May 25, 2021
A year ago former Police Officer Derek Chauvin knelt on the neck of George Floyd for nearly 10 minutes while trying to arrest him and killed him instead. The shocking homicide was captured on a bystander’s phone and was replayed countless times in the year since that terrible day. What’s changed? What hasn’t?
George is gone, but not forgotten. He didn’t give his life for any cause, but it was taken away from him for one: Black Lives Matter. Unfortunately, Derek Chauvin didn’t act like George’s life mattered. Or that taking it mattered. Why else keep on choking the life out of a man while a dozen witnesses looked on, one of them clearly recording the whole thing? Whatever else he had planned to do instead, George became a martyr that day. The explosion of anger that followed the obscenely casual killing was both inspirational and frightening. At last, it seemed, the cause for which Colin Kaepernick had knelt and lost his job had gone viral, so to speak. Across the country and around the world, millions said “ENOUGH!”
But it was frightening too, because the backlash was furious. The continued killing of Black Americans by police and random White racists punctuated the pandemic year as did the huge mobilizations often held in defiance of public health lock downs. Former President Trump poured gasoline on the fire, initially by mocking Kaepernick and, later, by smearing the Black Lives Matter movement as terrorism to be beaten back by iron fisted law enforcers.

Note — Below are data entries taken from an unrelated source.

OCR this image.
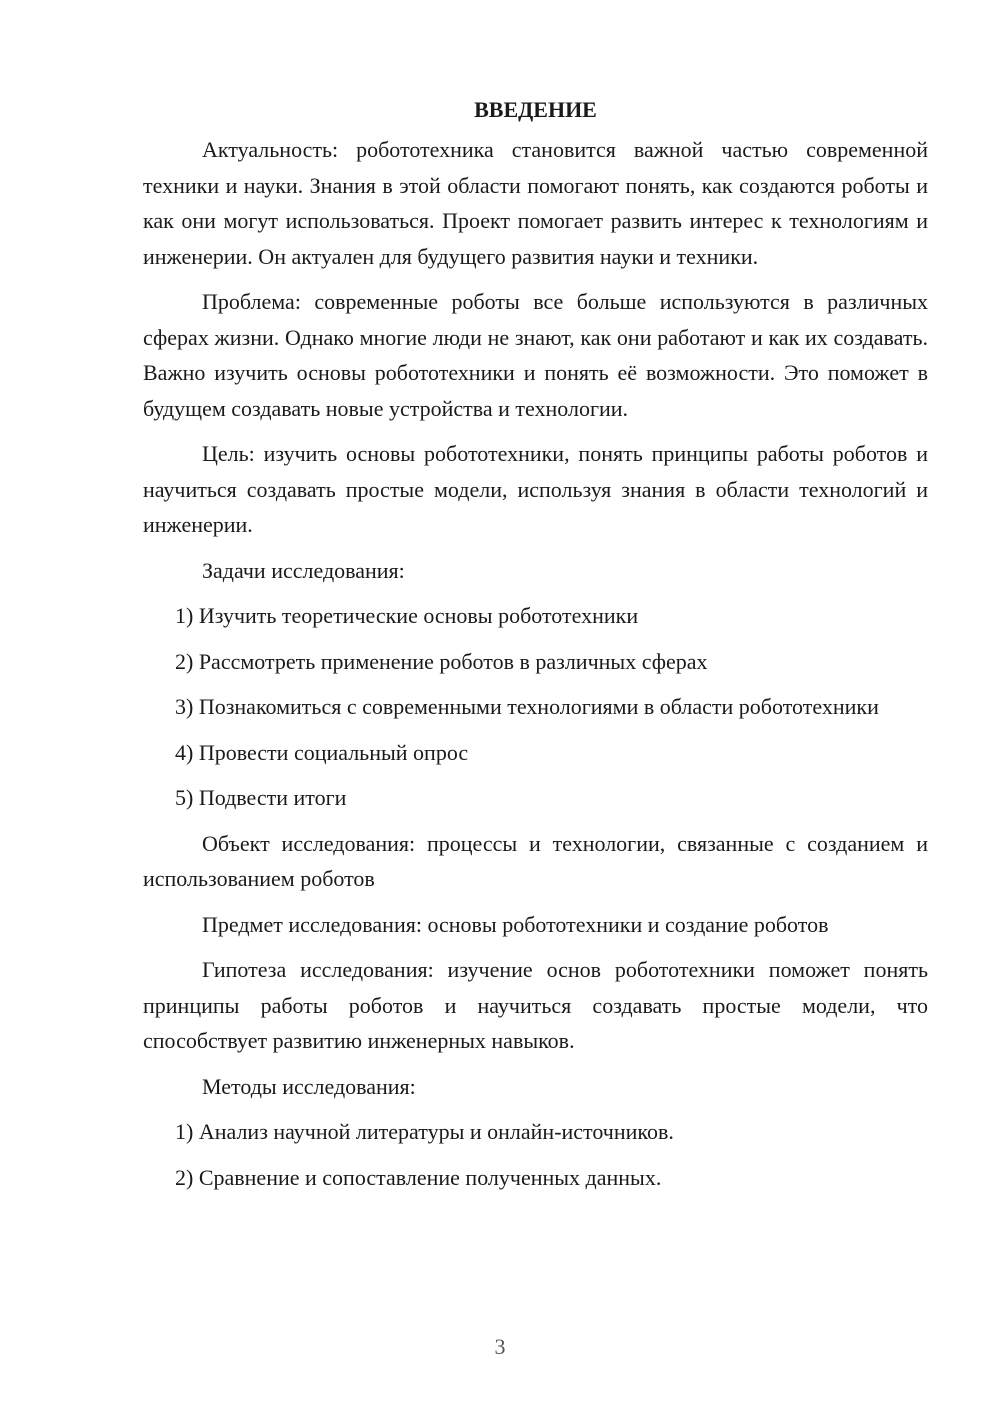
ВВЕДЕНИЕ

Актуальность: робототехника становится важной частью современной техники и науки. Знания в этой области помогают понять, как создаются роботы и как они могут использоваться. Проект помогает развить интерес к технологиям и инженерии. Он актуален для будущего развития науки и техники.

Проблема: современные роботы все больше используются в различных сферах жизни. Однако многие люди не знают, как они работают и как их создавать. Важно изучить основы робототехники и понять её возможности. Это поможет в будущем создавать новые устройства и технологии.

Цель: изучить основы робототехники, понять принципы работы роботов и научиться создавать простые модели, используя знания в области технологий и инженерии.

Задачи исследования:

1) Изучить теоретические основы робототехники

2) Рассмотреть применение роботов в различных сферах

3) Познакомиться с современными технологиями в области робототехники

4) Провести социальный опрос

5) Подвести итоги

Объект исследования: процессы и технологии, связанные с созданием и использованием роботов

Предмет исследования: основы робототехники и создание роботов

Гипотеза исследования: изучение основ робототехники поможет понять принципы работы роботов и научиться создавать простые модели, что способствует развитию инженерных навыков.

Методы исследования:

1) Анализ научной литературы и онлайн-источников.

2) Сравнение и сопоставление полученных данных.

3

So what’s changed in the year since George was killed? Well Trump is gone, from the Presidency and from Twitter, at least. President Biden has taken a much different tack, by keeping his hands and commentary mostly off the conflict front while expressing measured solidarity with the BLM movement. He met today with George’s family, something Trump would never do, obviously. There’s even a bill stalled in Congress bearing George’s name. But it may not reach the President’s desk, so clearly there’s real resistance to it. That’s disheartening, to say the least. Chavin has been convicted of murdering George Floyd and this legislation was introduced in response to that tragedy. That elected officials in Congress can come up with reasons to oppose reforms meant to prevent a recurrence is beyond tragic. It’s flagrantly racist. It says that George’s murder was no problem and nothing needs to be done precisely because Black Lives DON’T Matter. It’s enough to make you wanna holler, throw up both your hands.
Meanwhile, something else has changed. This month CDC reissued mask guidance that many took as an informal declaration of the end of the pandemic. Whether we heard wrong or not, this year feels way different already than the last. And regardless whether history shows COVID-19 ended this Spring or later this year or even next year, we can be almost certain that the plague year served as a punctuation mark, a halftime break between what we were and what we will become as a nation. There are powerful forces pushing for equality, inclusion, and Justice for all. They’re symbolized by the Black Lives Matter movement. And there are powerful forces resisting that progress, demanding that our beautiful country resemble more closely the America our Founders inhabited: where Blacks were slaves, where women couldn’t vote, and where only White, male lives mattered. Those forces are symbolized by red MAGA baseball caps, Confederate flags, neonazi rallies and everyday racists, or the Trumpist movement. Only a reckless person or a fool would claim to know which force will triumph, but from where we stand, time only moves in one direction: forward, never back. That gives us hope for the future. Racism is alive and well, unfortunately. Maybe the best we can do for now is get it to go back under the rock where it lived until summoned out into the daylight by a snake charmer named Trump. A future in which our elected officials are ashamed to be blatantly racist on the floor of Congress isn’t really too much to hope for, ask for, or to demand. Let’s do it.
This opinion essay by qphotonyc is dedicated to George Floyd, his family, and to everyone oppressed by racism in America.